Former Vice President Joe Biden revealed Saturday why he and former President Barack Obama kept their mouths shut for so long about Donald Trump’s performance as president.

“Barack and I agreed to remain silent for a while to give this administration a chance to get up and running the first year,” Biden said at an annual dinner held by LGBTQ rights group the Human Rights Campaign. “God forgive me.”

However, Biden said, he couldn’t sit back after the events of August 2017 in Charlottesville, Virginia, when a man at a white supremacist rally drove his car through a crowd of anti-racist protesters and killed 32-year-old Heather Heyer.

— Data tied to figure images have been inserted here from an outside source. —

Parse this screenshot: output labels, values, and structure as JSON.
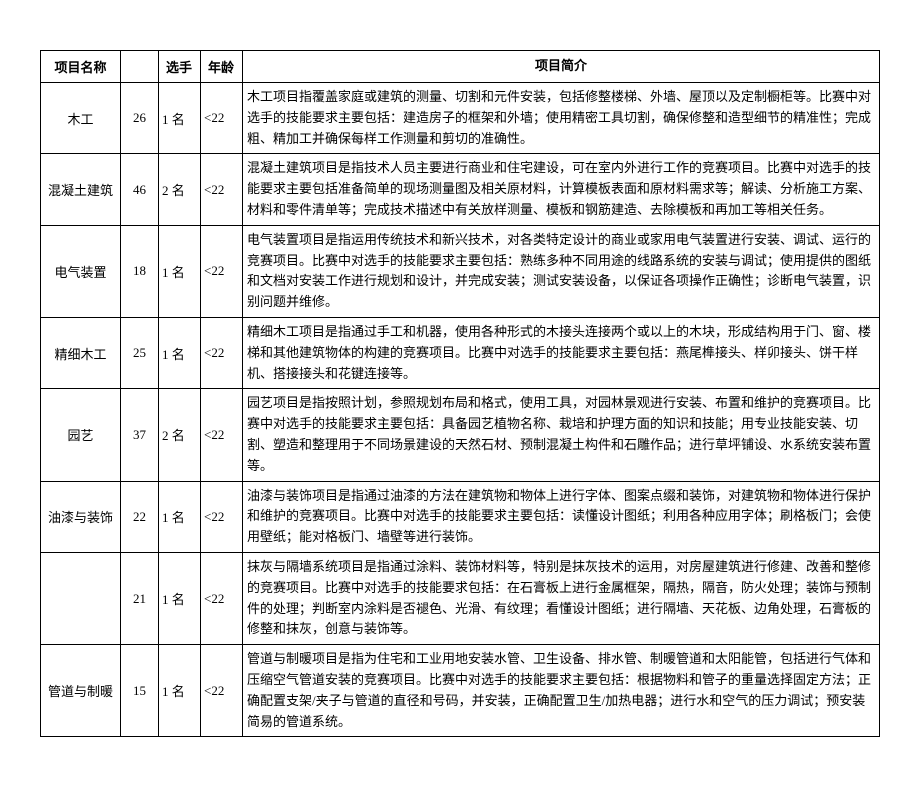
{
  "table": {
    "headers": {
      "name": "项目名称",
      "num": "",
      "player": "选手",
      "age": "年龄",
      "desc": "项目简介"
    },
    "rows": [
      {
        "name": "木工",
        "num": "26",
        "player": "1 名",
        "age": "<22",
        "desc": "木工项目指覆盖家庭或建筑的测量、切割和元件安装，包括修整楼梯、外墙、屋顶以及定制橱柜等。比赛中对选手的技能要求主要包括：建造房子的框架和外墙；使用精密工具切割，确保修整和造型细节的精准性；完成粗、精加工并确保每样工作测量和剪切的准确性。"
      },
      {
        "name": "混凝土建筑",
        "num": "46",
        "player": "2 名",
        "age": "<22",
        "desc": "混凝土建筑项目是指技术人员主要进行商业和住宅建设，可在室内外进行工作的竞赛项目。比赛中对选手的技能要求主要包括准备简单的现场测量图及相关原材料，计算模板表面和原材料需求等；解读、分析施工方案、材料和零件清单等；完成技术描述中有关放样测量、模板和钢筋建造、去除模板和再加工等相关任务。"
      },
      {
        "name": "电气装置",
        "num": "18",
        "player": "1 名",
        "age": "<22",
        "desc": "电气装置项目是指运用传统技术和新兴技术，对各类特定设计的商业或家用电气装置进行安装、调试、运行的竞赛项目。比赛中对选手的技能要求主要包括：熟练多种不同用途的线路系统的安装与调试；使用提供的图纸和文档对安装工作进行规划和设计，并完成安装；测试安装设备，以保证各项操作正确性；诊断电气装置，识别问题并维修。"
      },
      {
        "name": "精细木工",
        "num": "25",
        "player": "1 名",
        "age": "<22",
        "desc": "精细木工项目是指通过手工和机器，使用各种形式的木接头连接两个或以上的木块，形成结构用于门、窗、楼梯和其他建筑物体的构建的竞赛项目。比赛中对选手的技能要求主要包括：燕尾榫接头、样卯接头、饼干样机、搭接接头和花键连接等。"
      },
      {
        "name": "园艺",
        "num": "37",
        "player": "2 名",
        "age": "<22",
        "desc": "园艺项目是指按照计划，参照规划布局和格式，使用工具，对园林景观进行安装、布置和维护的竞赛项目。比赛中对选手的技能要求主要包括：具备园艺植物名称、栽培和护理方面的知识和技能；用专业技能安装、切割、塑造和整理用于不同场景建设的天然石材、预制混凝土构件和石雕作品；进行草坪铺设、水系统安装布置等。"
      },
      {
        "name": "油漆与装饰",
        "num": "22",
        "player": "1 名",
        "age": "<22",
        "desc": "油漆与装饰项目是指通过油漆的方法在建筑物和物体上进行字体、图案点缀和装饰，对建筑物和物体进行保护和维护的竞赛项目。比赛中对选手的技能要求主要包括：读懂设计图纸；利用各种应用字体；刷格板门；会使用壁纸；能对格板门、墙壁等进行装饰。"
      },
      {
        "name": "",
        "num": "21",
        "player": "1 名",
        "age": "<22",
        "desc": "抹灰与隔墙系统项目是指通过涂料、装饰材料等，特别是抹灰技术的运用，对房屋建筑进行修建、改善和整修的竞赛项目。比赛中对选手的技能要求包括：在石膏板上进行金属框架，隔热，隔音，防火处理；装饰与预制件的处理；判断室内涂料是否褪色、光滑、有纹理；看懂设计图纸；进行隔墙、天花板、边角处理，石膏板的修整和抹灰，创意与装饰等。"
      },
      {
        "name": "管道与制暖",
        "num": "15",
        "player": "1 名",
        "age": "<22",
        "desc": "管道与制暖项目是指为住宅和工业用地安装水管、卫生设备、排水管、制暖管道和太阳能管，包括进行气体和压缩空气管道安装的竞赛项目。比赛中对选手的技能要求主要包括：根据物料和管子的重量选择固定方法；正确配置支架/夹子与管道的直径和号码，并安装，正确配置卫生/加热电器；进行水和空气的压力调试；预安装简易的管道系统。"
      }
    ]
  }
}
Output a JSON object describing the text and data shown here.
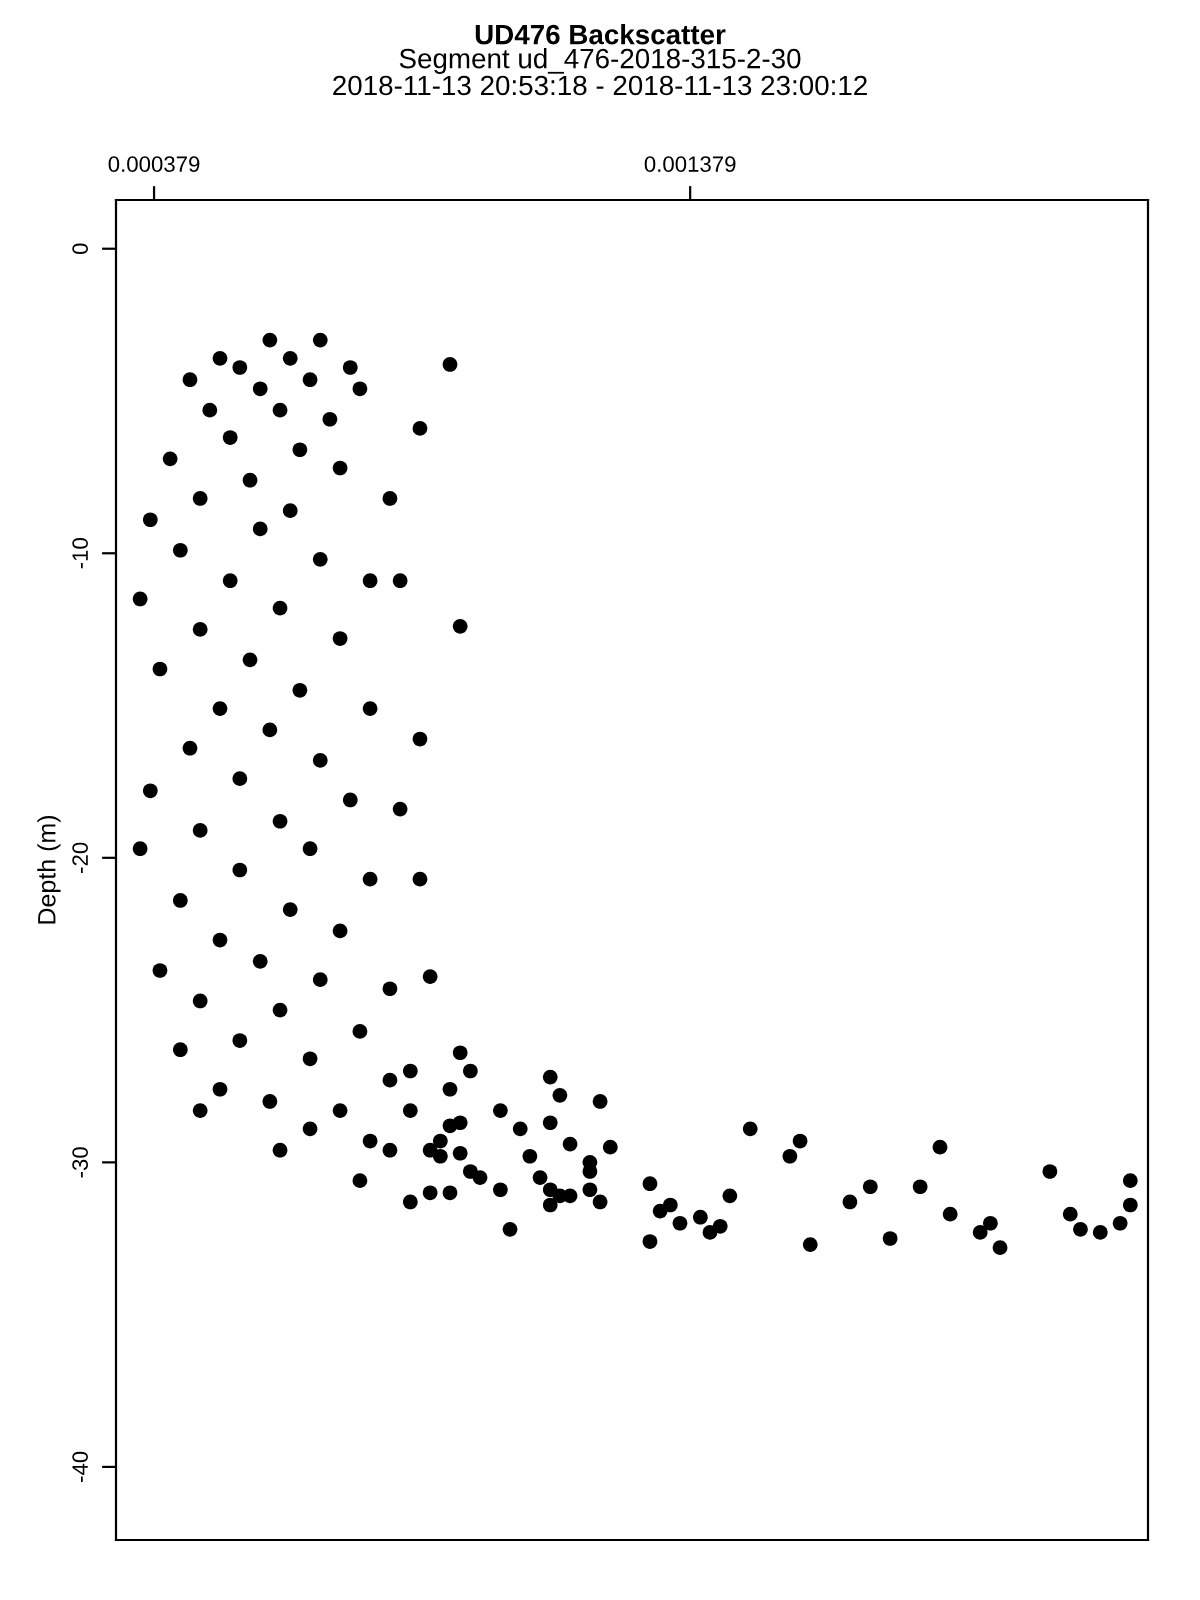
{
  "chart_data": {
    "type": "scatter",
    "title": "UD476 Backscatter",
    "subtitle": "Segment ud_476-2018-315-2-30\n2018-11-13 20:53:18 - 2018-11-13 23:00:12",
    "ylabel": "Depth (m)",
    "xlim": [
      0.000308,
      0.002233
    ],
    "ylim": [
      -42.4,
      1.6
    ],
    "xticks": [
      0.000379,
      0.001379
    ],
    "yticks": [
      0,
      -10,
      -20,
      -30,
      -40
    ],
    "grid": false,
    "marker": "circle",
    "series": [
      {
        "color": "#000000",
        "x": [
          0.00095,
          0.000969,
          0.001118,
          0.001136,
          0.001211,
          0.001025,
          0.001062,
          0.001118,
          0.001155,
          0.00123,
          0.00108,
          0.001192,
          0.001192,
          0.001099,
          0.001192,
          0.001118,
          0.001136,
          0.001155,
          0.001118,
          0.001211,
          0.001043,
          0.001025,
          0.000987,
          0.000969,
          0.001304,
          0.001304,
          0.001323,
          0.001342,
          0.00136,
          0.001398,
          0.001416,
          0.001435,
          0.001453,
          0.001491,
          0.001565,
          0.001584,
          0.001603,
          0.001677,
          0.001715,
          0.001752,
          0.001808,
          0.001845,
          0.001864,
          0.00192,
          0.001939,
          0.001957,
          0.00205,
          0.002088,
          0.002107,
          0.002144,
          0.002181,
          0.0022,
          0.0022,
          0.000931,
          0.000894,
          0.000913,
          0.000913,
          0.000931,
          0.00095,
          0.00095,
          0.000894,
          0.000931,
          0.000857,
          0.000857,
          0.000595,
          0.000689,
          0.000502,
          0.000539,
          0.000633,
          0.000745,
          0.000446,
          0.000577,
          0.00067,
          0.000763,
          0.000931,
          0.000483,
          0.000614,
          0.000707,
          0.000521,
          0.000651,
          0.000409,
          0.000558,
          0.000726,
          0.000465,
          0.000633,
          0.000819,
          0.000875,
          0.000372,
          0.000577,
          0.000428,
          0.000689,
          0.000521,
          0.000782,
          0.000838,
          0.000353,
          0.000614,
          0.000465,
          0.00095,
          0.000726,
          0.000558,
          0.00039,
          0.000651,
          0.000502,
          0.000782,
          0.000595,
          0.000875,
          0.000446,
          0.000689,
          0.000539,
          0.000372,
          0.000745,
          0.000838,
          0.000614,
          0.000465,
          0.000353,
          0.00067,
          0.000539,
          0.000782,
          0.000875,
          0.000428,
          0.000633,
          0.000726,
          0.000502,
          0.000577,
          0.00039,
          0.000894,
          0.000689,
          0.000819,
          0.000465,
          0.000614,
          0.000763,
          0.000539,
          0.000428,
          0.00067,
          0.000819,
          0.000502,
          0.000595,
          0.000726,
          0.000614,
          0.000782,
          0.000465,
          0.00067,
          0.000857,
          0.000763,
          0.000819
        ],
        "values": [
          -26.4,
          -27.0,
          -27.2,
          -27.8,
          -28.0,
          -28.3,
          -28.9,
          -28.7,
          -29.4,
          -29.5,
          -29.8,
          -30.0,
          -30.3,
          -30.5,
          -30.9,
          -30.9,
          -31.1,
          -31.1,
          -31.4,
          -31.3,
          -32.2,
          -30.9,
          -30.5,
          -30.3,
          -30.7,
          -32.6,
          -31.6,
          -31.4,
          -32.0,
          -31.8,
          -32.3,
          -32.1,
          -31.1,
          -28.9,
          -29.8,
          -29.3,
          -32.7,
          -31.3,
          -30.8,
          -32.5,
          -30.8,
          -29.5,
          -31.7,
          -32.3,
          -32.0,
          -32.8,
          -30.3,
          -31.7,
          -32.2,
          -32.3,
          -32.0,
          -31.4,
          -30.6,
          -27.6,
          -29.6,
          -29.3,
          -29.8,
          -28.8,
          -28.7,
          -29.7,
          -31.0,
          -31.0,
          -31.3,
          -28.3,
          -3.0,
          -3.0,
          -3.6,
          -3.9,
          -3.6,
          -3.9,
          -4.3,
          -4.6,
          -4.3,
          -4.6,
          -3.8,
          -5.3,
          -5.3,
          -5.6,
          -6.2,
          -6.6,
          -6.9,
          -7.6,
          -7.2,
          -8.2,
          -8.6,
          -8.2,
          -5.9,
          -8.9,
          -9.2,
          -9.9,
          -10.2,
          -10.9,
          -10.9,
          -10.9,
          -11.5,
          -11.8,
          -12.5,
          -12.4,
          -12.8,
          -13.5,
          -13.8,
          -14.5,
          -15.1,
          -15.1,
          -15.8,
          -16.1,
          -16.4,
          -16.8,
          -17.4,
          -17.8,
          -18.1,
          -18.4,
          -18.8,
          -19.1,
          -19.7,
          -19.7,
          -20.4,
          -20.7,
          -20.7,
          -21.4,
          -21.7,
          -22.4,
          -22.7,
          -23.4,
          -23.7,
          -23.9,
          -24.0,
          -24.3,
          -24.7,
          -25.0,
          -25.7,
          -26.0,
          -26.3,
          -26.6,
          -27.3,
          -27.6,
          -28.0,
          -28.3,
          -29.6,
          -29.3,
          -28.3,
          -28.9,
          -27.0,
          -30.6,
          -29.6
        ]
      }
    ]
  }
}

“We have leaders who at the time when that occurred, when these guys were accompanied by white supremacists and Ku Klux Klan ... making a comparison saying there are good people in both groups,” Biden said. “What has become of us? Our children are listening. Our silence is complicity.”

After the violence in Charlottesville, Trump infamously took no stand at all, claiming there were “fine people on both sides” of the protest and there was plenty of blame to go around.

Biden began publicly denouncing Trump last year, delivering a speech in October 2017 in which he said America was headed down a “very dark path.” Obama, meanwhile, made his first public statements against Trump earlier this month as he began campaigning for congressional Democrats.

Referring to Trump’s “both sides” comment, Obama asked, “How hard can that be, saying that Nazis are bad?”